Amos Klausner is a brand manager, design historian, and writer. His most recent book is Heath Ceramics: The Complexity of Simplicity.

5 Responses

  1. anonymous Says:

    Well written, Amos.

    But I can’t help think that people would live better lives, if they would focus more on their real life (and the real lives of others), as opposed to their second.

    Although the narrow constraints and personal safety of games are probably comforting for those afraid of the vicissitudes of reality. Though, it is a case of low risk / low gain.

  2. Joseph Says:

    Seriously great writing.

    As an aside, I can never resist commenting on furries. I used to live in Orlando, furry mecca, and worked in an office which celebrated “Furloween” and “Furry Spring Break”.

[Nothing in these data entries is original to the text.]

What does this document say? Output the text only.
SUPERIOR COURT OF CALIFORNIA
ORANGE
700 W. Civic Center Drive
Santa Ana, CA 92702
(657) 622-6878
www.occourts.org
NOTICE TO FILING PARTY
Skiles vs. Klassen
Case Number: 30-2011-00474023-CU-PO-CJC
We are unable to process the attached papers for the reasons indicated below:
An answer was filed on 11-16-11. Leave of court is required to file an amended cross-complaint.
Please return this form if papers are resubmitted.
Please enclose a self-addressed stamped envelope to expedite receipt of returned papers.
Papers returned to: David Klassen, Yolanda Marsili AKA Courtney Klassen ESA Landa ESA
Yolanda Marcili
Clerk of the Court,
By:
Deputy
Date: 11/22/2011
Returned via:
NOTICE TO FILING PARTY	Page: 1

    For more background, here’s a classic Vanity Fair furry profile:

  3. Jessant Says:

    I don’t care for SL anymore. I use to have high hopes for it before voice chat. I’ve seen so many women driven off of SL by the new voice features (me included). Now we can get harassed by men’s real voices and not just their annoying chat room style text. If you thought males controlled the game before, oh boy. Just try to listen to a woman speak in a voice chat with more than three men around, you probably will give up really fast, even one man is enough to take over the whole conversation. It’s really not a place of deviance for me or exploration. It’s just the same old, same old, imprinted again onto a virtual environment. Most men come into the game looking for sex right away now. It didn’t use to be that way when I first came into the game there was a modicum of respect for people. I did my time as a griefer, trying to worm my way into the male environment. Didn’t work. You’re always gonna be lower than a dog, because you have a vagina. Welcome to the real world SL style.

  4. Matt Says:

    J-CAST ran an amusing article about Second Life at the end of last year: “The streets look great, but no-one’s there: Second Life’s depopulation continues”.

  5. Wilford Says:

    I will just say that the Vanity Fair piece is highly inaccurate, since it overemphasizes the sex element and far too sensationalist journalism. When it comes right down to it, furry is just like any other fandom (or otaku-dom); a group of people interested beyond casual on a particular element of popular culture.

    I also want to point out that the reason that is such a high percentage of furries on Second Life is because many originally gathered in virtual environments of BBSs, MUCKs and MUDS. Thus, the progression from a textual virtual environment to a visual one was fairly natural.